Piscina do Sesc Itaquera, na zona leste de São Paulo - Michele Mifano/Divulgação Sesc-SP
Piscina do Sesc Itaquera, na zona leste de São Paulo Imagem: Michele Mifano/Divulgação Sesc-SP

Larry Rohter

The New York Times

29/03/2012 06h00

No mundo inteiro, as organizações culturais estão apertando seus orçamentos e reduzindo a produção. Mas Danilo Miranda enfrenta um desafio diferente, o que deixa seus pares com inveja. Como diretor de uma das principais entidades de financiamento das artes no Brasil, seu orçamento cresce 10% ou mais anualmente, e ele precisa descobrir formas de gastar o montante, que chega a US$ 600 milhões (algo como R$ 1,08 bilhão) por ano.

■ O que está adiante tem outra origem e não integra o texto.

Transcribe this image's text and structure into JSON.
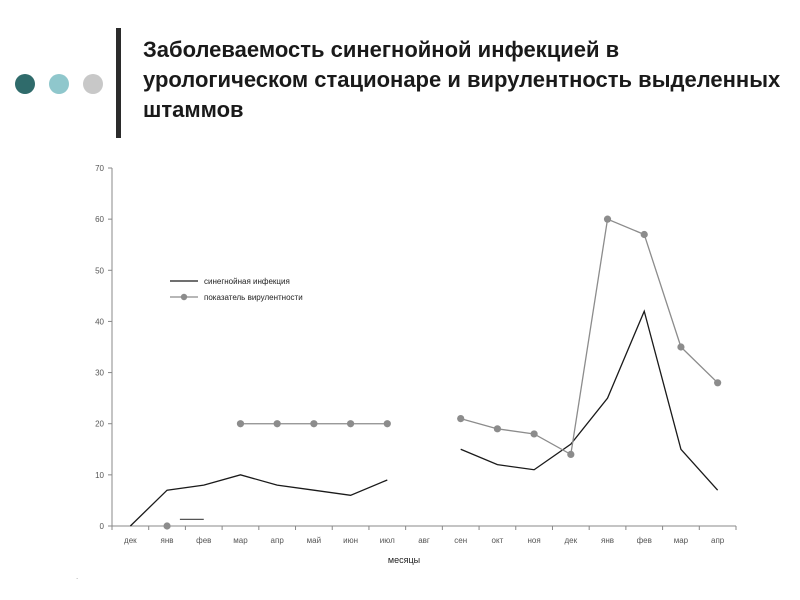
{
  "slide": {
    "title": "Заболеваемость синегнойной инфекцией в урологическом стационаре и вирулентность выделенных штаммов",
    "footnote": "."
  },
  "decor": {
    "dot_colors": [
      "#2f6b6b",
      "#8fc7cc",
      "#c8c8c8"
    ],
    "accent_bar": "#2b2b2b"
  },
  "chart_data": {
    "type": "line",
    "xlabel": "месяцы",
    "ylabel": "",
    "ylim": [
      0,
      70
    ],
    "yticks": [
      0,
      10,
      20,
      30,
      40,
      50,
      60,
      70
    ],
    "categories": [
      "дек",
      "янв",
      "фев",
      "мар",
      "апр",
      "май",
      "июн",
      "июл",
      "авг",
      "сен",
      "окт",
      "ноя",
      "дек",
      "янв",
      "фев",
      "мар",
      "апр"
    ],
    "grid": false,
    "legend_position": "upper-left",
    "series": [
      {
        "name": "синегнойная инфекция",
        "color": "#1a1a1a",
        "marker": "none",
        "values": [
          0,
          7,
          8,
          10,
          8,
          7,
          6,
          9,
          null,
          15,
          12,
          11,
          16,
          25,
          42,
          15,
          7
        ]
      },
      {
        "name": "показатель вирулентности",
        "color": "#8c8c8c",
        "marker": "circle",
        "values": [
          null,
          0,
          null,
          20,
          20,
          20,
          20,
          20,
          null,
          21,
          19,
          18,
          14,
          60,
          57,
          35,
          28
        ]
      }
    ],
    "annotations": [
      {
        "type": "segment",
        "x_from": 1.35,
        "x_to": 2.0,
        "y": 1.3,
        "color": "#555555"
      }
    ]
  }
}
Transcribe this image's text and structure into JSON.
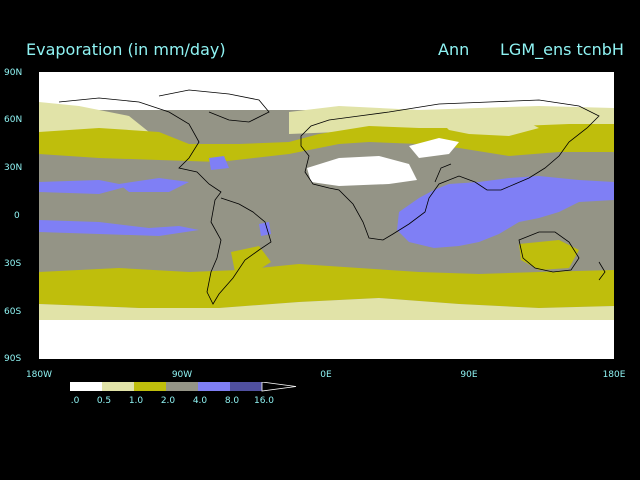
{
  "title": "Evaporation (in mm/day)",
  "season": "Ann",
  "run": "LGM_ens tcnbH",
  "lat_labels": [
    "90N",
    "60N",
    "30N",
    "0",
    "30S",
    "60S",
    "90S"
  ],
  "lon_labels": [
    "180W",
    "90W",
    "0E",
    "90E",
    "180E"
  ],
  "colorbar": {
    "labels": [
      ".0",
      "0.5",
      "1.0",
      "2.0",
      "4.0",
      "8.0",
      "16.0"
    ],
    "colors": [
      "#ffffff",
      "#e1e3a8",
      "#bfbe0c",
      "#949486",
      "#7f7ff5",
      "#50509f"
    ]
  },
  "palette": {
    "low": "#ffffff",
    "low_mid": "#e1e3a8",
    "mid": "#bfbe0c",
    "mid_high": "#949486",
    "high": "#7f7ff5",
    "coast": "#000000"
  }
}
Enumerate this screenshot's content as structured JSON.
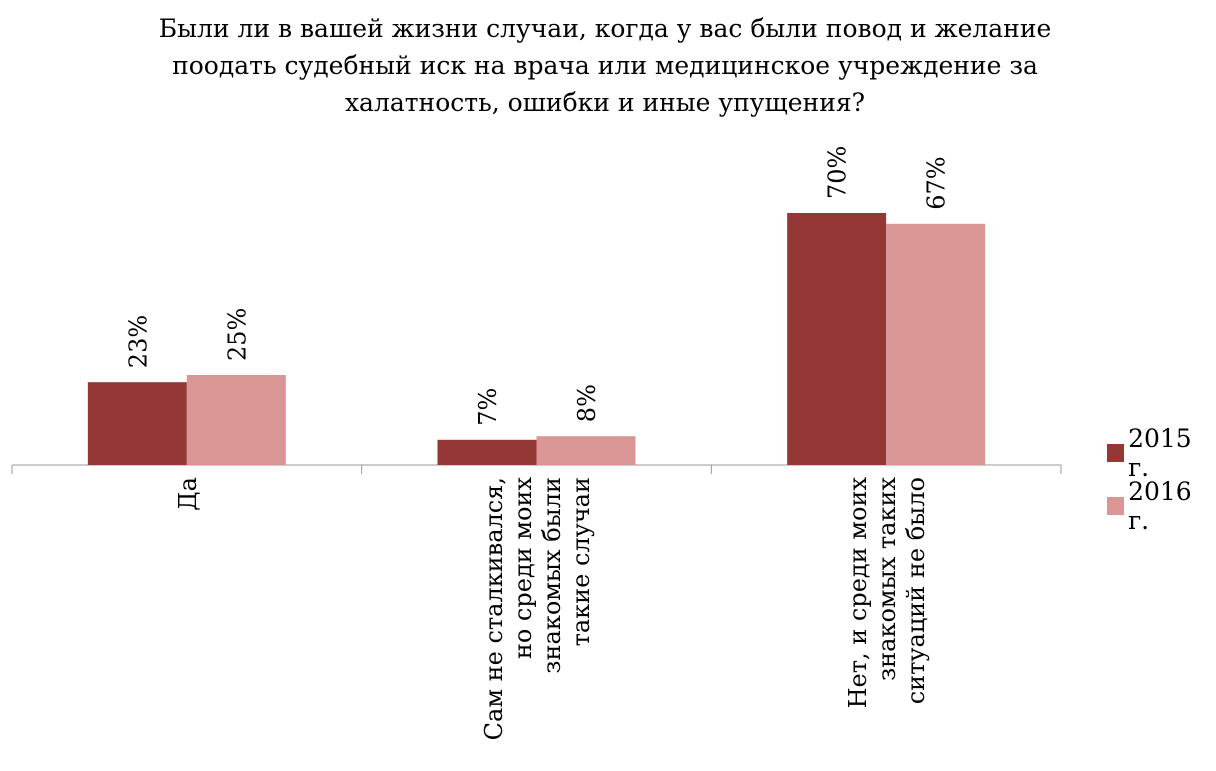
{
  "chart_data": {
    "type": "bar",
    "title_lines": [
      "Были ли в вашей жизни случаи, когда у вас были повод и желание",
      "поодать судебный иск на врача или медицинское учреждение за",
      "халатность, ошибки и иные упущения?"
    ],
    "categories": [
      [
        "Да"
      ],
      [
        "Сам не сталкивался,",
        "но среди моих",
        "знакомых были",
        "такие случаи"
      ],
      [
        "Нет, и среди моих",
        "знакомых таких",
        "ситуаций не было"
      ]
    ],
    "series": [
      {
        "name": "2015 г.",
        "values": [
          23,
          7,
          70
        ],
        "labels": [
          "23%",
          "7%",
          "70%"
        ],
        "color": "#953735"
      },
      {
        "name": "2016 г.",
        "values": [
          25,
          8,
          67
        ],
        "labels": [
          "25%",
          "8%",
          "67%"
        ],
        "color": "#D99694"
      }
    ],
    "ylim": [
      0,
      75
    ],
    "grid": false,
    "legend_position": "right"
  }
}
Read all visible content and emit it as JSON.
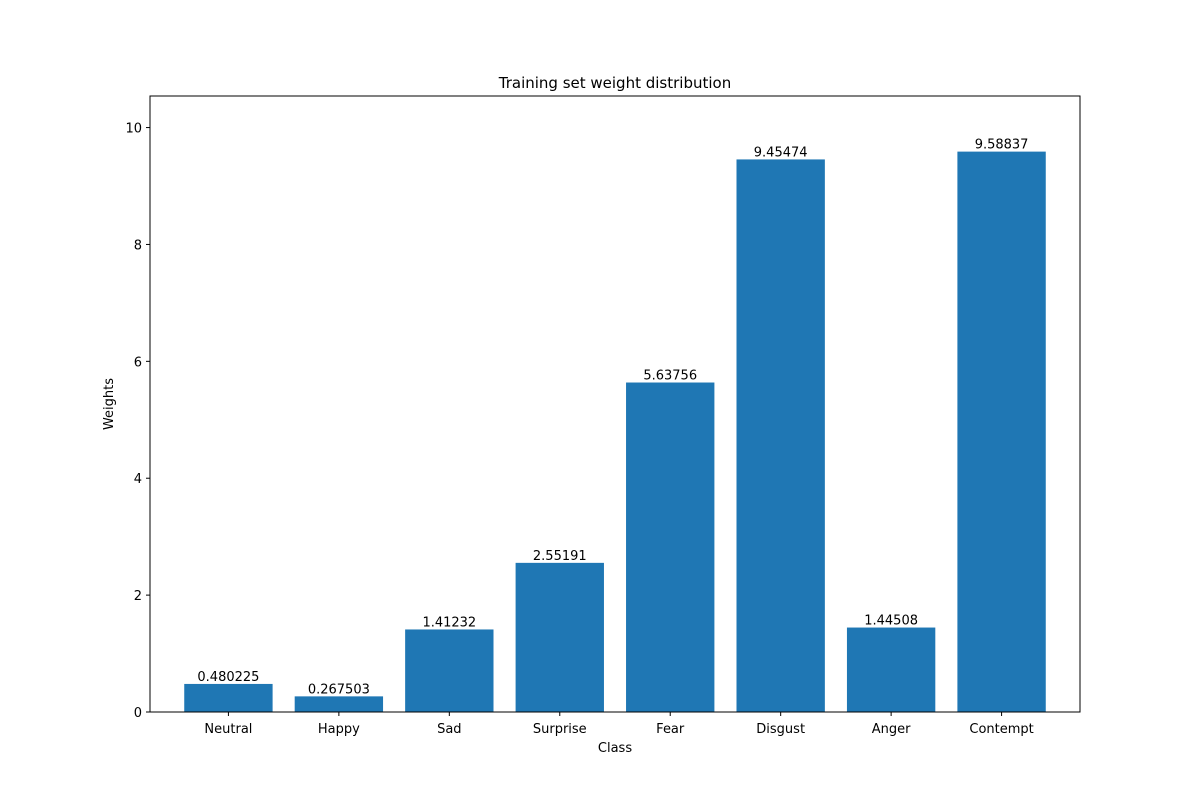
{
  "chart_data": {
    "type": "bar",
    "title": "Training set weight distribution",
    "xlabel": "Class",
    "ylabel": "Weights",
    "categories": [
      "Neutral",
      "Happy",
      "Sad",
      "Surprise",
      "Fear",
      "Disgust",
      "Anger",
      "Contempt"
    ],
    "values": [
      0.480225,
      0.267503,
      1.41232,
      2.55191,
      5.63756,
      9.45474,
      1.44508,
      9.58837
    ],
    "value_labels": [
      "0.480225",
      "0.267503",
      "1.41232",
      "2.55191",
      "5.63756",
      "9.45474",
      "1.44508",
      "9.58837"
    ],
    "ylim": [
      0,
      10.54
    ],
    "yticks": [
      0,
      2,
      4,
      6,
      8,
      10
    ],
    "grid": false,
    "legend": "none",
    "bar_color": "#1f77b4"
  }
}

De pé diante da janela de seu escritório numa tarde no final do ano passado, Miranda apontou para uma das iniciativas mais ambiciosas de seu grupo. No pátio abaixo, a trupe avant-garde francesa Theatre du Soleil, com sede em Paris e liderada por Ariane Mnouchkine, erguia uma tenda gigante onde começaria sua turnê pelo Brasil.

A organização de Miranda, o Sesc, sigla para Serviço Social do Comércio, também está fortalecendo laços com artistas norte-americanos. Ele patrocina um festival de jazz com a Nublu, uma gravadora de Nova York; assinou uma “parceria institucional” com a companhia de língua espanhola TeatroStageFest; e apresentou um trabalho de David Byrne, o baterista de salsa Bobby Sanabria e Robert Wilson. Este último, um diretor cujas obras incluem as óperas “Einstein na Praia” e “the CIVIL warS”, está negociando uma colaboração de longo prazo com o Sesc, assim como o Globalfest de world music que acontece em Nova York todo mês de janeiro.

“Nosso princípio norteador fundamental é usar a cultura como uma ferramenta para a educação e a transformação, para melhorar a vida das pessoas, e estamos numa posição de cumprir essa missão, graças a Deus”, diz Miranda. “Ao longo da última década, nosso orçamento vem dobrando a cada seis anos, mais ou menos. É incrível, não?”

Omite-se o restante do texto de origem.